The customers however are unwillingly – and unconsciously – facing a revolution. Global brands and trusted hotel chains use systems that guarantee that employees will receive their proportional tip share. How do we actually know that all hotels follow? More and more guests are paying digitally, without checking the bill carefully for the tip allocation. They are satisfied with the text message from the credit card company of the amount charged. The number of guests adding a tip to the bill without making sure it is credited under tip is growing significantly.

In America, the number of hotels charging their guests via an iPad checkout is expanding rapidly. These screens will automatically ask if the guest would like to leave a tip. The Wall Street Journal noted recently that even at numerous service self-checkouts, where customers pay without ever interacting with an employee, an on-screen prompt to tip can still pop up – making customers feel like they’re being “emotionally blackmailed.”

Digital solutions replace human beings and help businesses to cut costs. So who gets those tips?

Hopper is a Montreal and Boston-based travel booking app and online travel marketplace that also sells hotel rooms. One of its unique features asks the customer to pay a “tip” as part of a booking. The amount of the tip is either a flat fee or a percentage of the reservation, depending on the type of booking, according to the website. Is this the new world of tipping that awaits us?

“Tipping is becoming a ubiquitous phenomenon especially since companies are realizing that they can significantly boost revenues coming from customers through tipping that way”, says Dipayan Biswas, a marketing and business professor at the University of South Florida. 
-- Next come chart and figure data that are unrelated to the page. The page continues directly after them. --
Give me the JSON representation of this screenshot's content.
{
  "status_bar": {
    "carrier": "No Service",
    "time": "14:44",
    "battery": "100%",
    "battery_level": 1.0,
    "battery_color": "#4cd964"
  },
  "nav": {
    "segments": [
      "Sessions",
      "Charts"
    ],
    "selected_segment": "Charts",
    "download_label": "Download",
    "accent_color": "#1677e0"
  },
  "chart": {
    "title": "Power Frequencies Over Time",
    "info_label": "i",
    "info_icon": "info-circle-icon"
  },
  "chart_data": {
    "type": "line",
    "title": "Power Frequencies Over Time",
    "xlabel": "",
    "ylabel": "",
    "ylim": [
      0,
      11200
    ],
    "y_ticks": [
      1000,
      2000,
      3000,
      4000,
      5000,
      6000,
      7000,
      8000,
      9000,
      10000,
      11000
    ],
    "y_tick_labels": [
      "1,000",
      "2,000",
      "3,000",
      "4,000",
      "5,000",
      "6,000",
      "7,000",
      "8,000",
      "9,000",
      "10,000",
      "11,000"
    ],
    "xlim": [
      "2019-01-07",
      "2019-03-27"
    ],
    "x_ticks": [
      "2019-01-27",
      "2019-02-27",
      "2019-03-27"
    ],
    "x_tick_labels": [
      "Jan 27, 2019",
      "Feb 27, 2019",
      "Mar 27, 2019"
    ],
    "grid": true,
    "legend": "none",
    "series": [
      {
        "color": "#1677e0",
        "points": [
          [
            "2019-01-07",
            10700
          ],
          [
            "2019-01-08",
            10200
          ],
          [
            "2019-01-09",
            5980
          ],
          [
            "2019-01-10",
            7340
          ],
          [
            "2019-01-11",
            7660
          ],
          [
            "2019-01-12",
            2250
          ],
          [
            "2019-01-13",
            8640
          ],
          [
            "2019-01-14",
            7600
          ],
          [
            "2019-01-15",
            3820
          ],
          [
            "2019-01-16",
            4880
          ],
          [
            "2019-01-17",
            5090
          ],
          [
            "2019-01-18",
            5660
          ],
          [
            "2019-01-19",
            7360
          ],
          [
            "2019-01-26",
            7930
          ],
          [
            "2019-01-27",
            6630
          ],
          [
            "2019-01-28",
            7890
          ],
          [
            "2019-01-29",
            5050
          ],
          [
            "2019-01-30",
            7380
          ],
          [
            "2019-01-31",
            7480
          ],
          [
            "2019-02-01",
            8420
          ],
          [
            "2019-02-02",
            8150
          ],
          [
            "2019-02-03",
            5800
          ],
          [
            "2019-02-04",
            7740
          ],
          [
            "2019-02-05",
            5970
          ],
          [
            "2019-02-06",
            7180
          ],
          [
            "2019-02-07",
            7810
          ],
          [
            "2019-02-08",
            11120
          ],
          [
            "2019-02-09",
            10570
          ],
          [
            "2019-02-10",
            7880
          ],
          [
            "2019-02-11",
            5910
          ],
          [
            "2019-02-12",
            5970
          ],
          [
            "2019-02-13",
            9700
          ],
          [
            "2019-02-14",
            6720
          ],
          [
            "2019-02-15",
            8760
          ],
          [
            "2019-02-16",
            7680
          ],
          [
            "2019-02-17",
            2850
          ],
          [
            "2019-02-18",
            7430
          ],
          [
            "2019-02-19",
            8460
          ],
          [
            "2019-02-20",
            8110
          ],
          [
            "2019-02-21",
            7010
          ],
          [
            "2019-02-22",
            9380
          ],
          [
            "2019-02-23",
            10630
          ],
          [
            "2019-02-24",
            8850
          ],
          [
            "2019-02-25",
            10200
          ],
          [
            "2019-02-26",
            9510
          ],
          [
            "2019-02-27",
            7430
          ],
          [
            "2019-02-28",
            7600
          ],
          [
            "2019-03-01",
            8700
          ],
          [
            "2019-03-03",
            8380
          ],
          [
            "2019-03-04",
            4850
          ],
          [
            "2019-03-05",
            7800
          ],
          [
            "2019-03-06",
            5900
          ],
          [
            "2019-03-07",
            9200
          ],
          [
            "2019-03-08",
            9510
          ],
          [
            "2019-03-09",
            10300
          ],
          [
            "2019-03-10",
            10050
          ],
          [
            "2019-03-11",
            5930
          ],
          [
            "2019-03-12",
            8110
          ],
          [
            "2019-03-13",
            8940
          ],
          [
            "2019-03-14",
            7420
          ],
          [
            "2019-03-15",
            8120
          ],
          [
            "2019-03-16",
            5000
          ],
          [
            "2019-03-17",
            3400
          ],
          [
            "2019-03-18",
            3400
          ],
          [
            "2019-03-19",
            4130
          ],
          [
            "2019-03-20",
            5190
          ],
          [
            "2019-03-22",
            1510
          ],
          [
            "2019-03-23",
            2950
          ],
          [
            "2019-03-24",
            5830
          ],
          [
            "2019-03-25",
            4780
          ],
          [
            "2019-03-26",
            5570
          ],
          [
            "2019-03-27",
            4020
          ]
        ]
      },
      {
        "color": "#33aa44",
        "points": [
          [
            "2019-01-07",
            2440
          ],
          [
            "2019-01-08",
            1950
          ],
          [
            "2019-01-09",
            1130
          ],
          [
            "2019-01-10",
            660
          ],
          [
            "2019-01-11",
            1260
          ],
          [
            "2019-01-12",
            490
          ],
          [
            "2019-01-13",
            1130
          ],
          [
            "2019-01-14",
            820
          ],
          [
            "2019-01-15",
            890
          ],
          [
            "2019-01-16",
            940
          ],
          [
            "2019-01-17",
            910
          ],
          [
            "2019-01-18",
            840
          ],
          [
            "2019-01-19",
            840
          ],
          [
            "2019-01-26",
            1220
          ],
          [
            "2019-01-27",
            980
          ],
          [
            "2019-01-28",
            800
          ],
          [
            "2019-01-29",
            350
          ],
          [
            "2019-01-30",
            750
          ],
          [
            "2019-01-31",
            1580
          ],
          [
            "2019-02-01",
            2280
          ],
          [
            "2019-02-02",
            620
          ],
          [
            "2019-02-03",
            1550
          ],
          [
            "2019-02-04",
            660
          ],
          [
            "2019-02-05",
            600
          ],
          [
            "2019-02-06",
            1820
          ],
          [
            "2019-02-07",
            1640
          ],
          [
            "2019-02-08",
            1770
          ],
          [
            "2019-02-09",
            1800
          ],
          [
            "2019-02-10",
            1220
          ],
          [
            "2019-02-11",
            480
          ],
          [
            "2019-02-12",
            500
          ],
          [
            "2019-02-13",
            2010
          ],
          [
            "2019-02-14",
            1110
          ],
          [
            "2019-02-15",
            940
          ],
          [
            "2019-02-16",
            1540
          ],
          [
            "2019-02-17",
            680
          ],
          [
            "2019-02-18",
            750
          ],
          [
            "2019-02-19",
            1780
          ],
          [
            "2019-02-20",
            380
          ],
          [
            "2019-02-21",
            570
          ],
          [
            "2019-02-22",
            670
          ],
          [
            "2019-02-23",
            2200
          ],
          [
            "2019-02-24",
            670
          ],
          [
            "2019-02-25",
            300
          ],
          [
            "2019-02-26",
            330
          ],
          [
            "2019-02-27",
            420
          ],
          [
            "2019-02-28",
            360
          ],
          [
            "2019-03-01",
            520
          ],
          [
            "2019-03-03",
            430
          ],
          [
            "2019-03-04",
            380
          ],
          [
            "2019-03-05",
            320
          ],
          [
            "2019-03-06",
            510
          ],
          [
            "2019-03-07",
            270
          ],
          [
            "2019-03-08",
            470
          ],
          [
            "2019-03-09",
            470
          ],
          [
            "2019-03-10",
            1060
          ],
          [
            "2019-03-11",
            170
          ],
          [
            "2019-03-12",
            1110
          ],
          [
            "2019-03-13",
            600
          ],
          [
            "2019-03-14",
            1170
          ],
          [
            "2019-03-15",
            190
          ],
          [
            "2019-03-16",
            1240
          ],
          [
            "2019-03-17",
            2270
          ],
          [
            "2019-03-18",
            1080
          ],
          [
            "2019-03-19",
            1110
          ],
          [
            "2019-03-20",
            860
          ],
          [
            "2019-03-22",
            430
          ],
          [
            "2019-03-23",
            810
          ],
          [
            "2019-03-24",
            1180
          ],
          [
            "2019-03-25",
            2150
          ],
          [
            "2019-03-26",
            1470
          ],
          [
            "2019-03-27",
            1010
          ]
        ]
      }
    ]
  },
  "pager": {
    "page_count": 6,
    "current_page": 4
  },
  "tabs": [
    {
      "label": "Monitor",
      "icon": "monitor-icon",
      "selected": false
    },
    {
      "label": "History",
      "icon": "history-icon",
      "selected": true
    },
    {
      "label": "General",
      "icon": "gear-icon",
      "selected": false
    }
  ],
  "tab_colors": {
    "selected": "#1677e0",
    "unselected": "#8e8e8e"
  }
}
They don’t have to pay their employees that much since the tips can compensate for that. Tipflation is the correct way to describe it since a wide range of business establishments are offering and expecting tipping options.

Bearing in mind that Millennials possess intuitive knowledge of technology, these changes might be adopted globally sooner than one thinks. Is this tipping? A gratitude of a person to another that provided him a one-on-one excellent service? This digital gratitude is totally something completely different. Is the golem turning on its creator?

The writer is the Travel Flash Tips publisher.